Ein niveauvolles und unterhaltsames Konzert am Sonntagnachmittag

Picknickkonzert № 2 am 03.07.2022, Foto: Ivette Löwer
Picknickkonzert № 2 am 03.07.2022, Foto: Ivette Löwer

Es war im Jahr 1913, als Eduard Rosen­thal in seiner Begrü­ßungs­rede anläss­lich der 48. Versamm­lung des Allge­meinen Deut­schen Musik­ver­eins die Musik als dieje­nige Kunst­form bezeich­nete, die am stärks­ten zur Gemein­schafts­bildung beiträgt.

Unter diesem „Leitstern“ stand auch das Pick­nick­kon­zert № 2, das am Sonntag, dem 3. Juli, bei herr­li­chem Sommer­wetter in der Villa Rosen­thal statt­fand. Der Garten der Villa Rosen­thal, dem schon der Histo­riker Alexander Cartellieri ein süd­li­ches Flair attes­tiert hatte, bildete mit seinen hoch gewach­senen Kastanien, seinen Rosen und seinem üppi­gem Grün die ideale Kulisse für ein Konzert für Streich­quintett an einem Sommer­sonn­tag­nach­mittag, und dem Ton­tech­niker ist es zu danken, dass unter schwie­rigen akus­tischen Bedin­gun­gen das Pub­li­kum die Klänge des Streich­quin­tetts der Jenaer Phil­har­monie genießen konnte.

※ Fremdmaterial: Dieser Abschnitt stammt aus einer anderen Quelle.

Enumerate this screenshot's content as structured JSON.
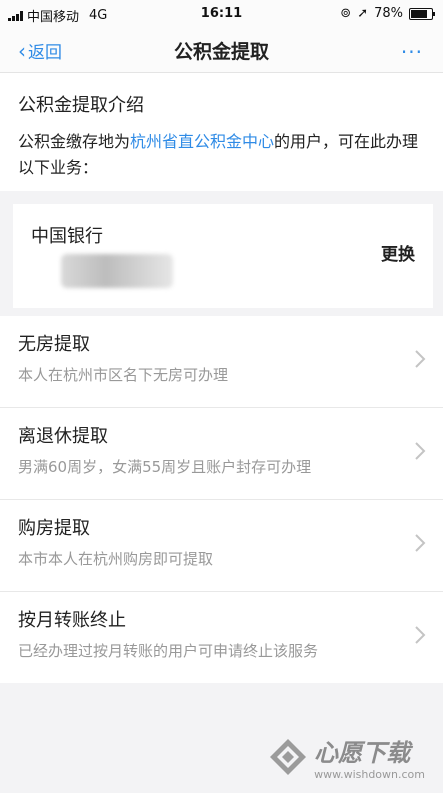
{
  "status_bar": {
    "carrier": "中国移动",
    "network": "4G",
    "time": "16:11",
    "battery": "78%",
    "battery_level": 0.78
  },
  "nav": {
    "back_label": "返回",
    "title": "公积金提取",
    "more": "···"
  },
  "intro": {
    "heading": "公积金提取介绍",
    "text_before": "公积金缴存地为",
    "link_text": "杭州省直公积金中心",
    "text_after": "的用户，可在此办理以下业务："
  },
  "bank": {
    "name": "中国银行",
    "change_label": "更换"
  },
  "items": [
    {
      "title": "无房提取",
      "desc": "本人在杭州市区名下无房可办理"
    },
    {
      "title": "离退休提取",
      "desc": "男满60周岁，女满55周岁且账户封存可办理"
    },
    {
      "title": "购房提取",
      "desc": "本市本人在杭州购房即可提取"
    },
    {
      "title": "按月转账终止",
      "desc": "已经办理过按月转账的用户可申请终止该服务"
    }
  ],
  "watermark": {
    "name": "心愿下载",
    "url": "www.wishdown.com"
  },
  "colors": {
    "accent": "#2f8be6",
    "secondary_text": "#999999",
    "background": "#f3f3f5"
  }
}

Johannes Tauber und Christoph Hilpert (Violine), Christian Götz und Frederik Nitsche (Viola) sowie Alexander Wegelin (Violoncello) spielten ein interes­santes Programm, das Origi­nal­kom­po­si­tio­nen für Streich­quintett und Bear­bei­tungen für diese Beset­zung vereinte. Sie begannen mit Musik der „Wiener Klassik“. Auf Franz Schuberts Ouvertüre in c-Moll folgte Ludwig van Beethovens Fuge in D-Dur. Die beiden Sätze aus Anton Bruckners d-Moll-Inter­mezzo für Streich­quin­tett hatten Joseph Hellmesberger und seine Streicher noch für unspiel­bar gehalten, wie Johannes Tauber, der kennt­nis­reich und unter­halt­sam durch das Programm führte, dem Pub­li­kum erzählte. In der Inter­pre­tation des Streich­quin­tetts der Jenaer Phil­har­monie wurden sie durch die Inten­sität und Klang­schön­heit, mit der sie gespielt wurden, zu einem Glanz­punkt des Programms. Mit den folgen­den Stücken begaben sich die Musiker auf eine Reise nach Frank­reich, England und Spanien. Sehr berührend war ihre Inter­pre­tation des „Marche funèbre“, der von dem 1959 gebo­renen franzö­si­schen Kompo­nisten Stephane Ansons stammt. Für viele Musik­freunde im Publi­kum waren Scherzo und Lento aus Ralph Vaughan Williams „Phantasy-Quintet“ eine schöne Entdeckung. Nun folgten mit „Ferner Tanz“ und „In den Gärten des Berg­lands von Córdoba“ zwei Aus­schnitte aus Manuel de Fallas „Nächte in spani­schen Gärten“ in einem Arran­ge­ment für Streich­quin­tett von Michael Viljoen. Nun stellte sich im Garten der Villa Rosen­thal auch musi­kalisch jenes „südliche Flair“ ein, von dem Alexander Cartellieri in einem Tage­buch­eintrag 1921 gesprochen hatte.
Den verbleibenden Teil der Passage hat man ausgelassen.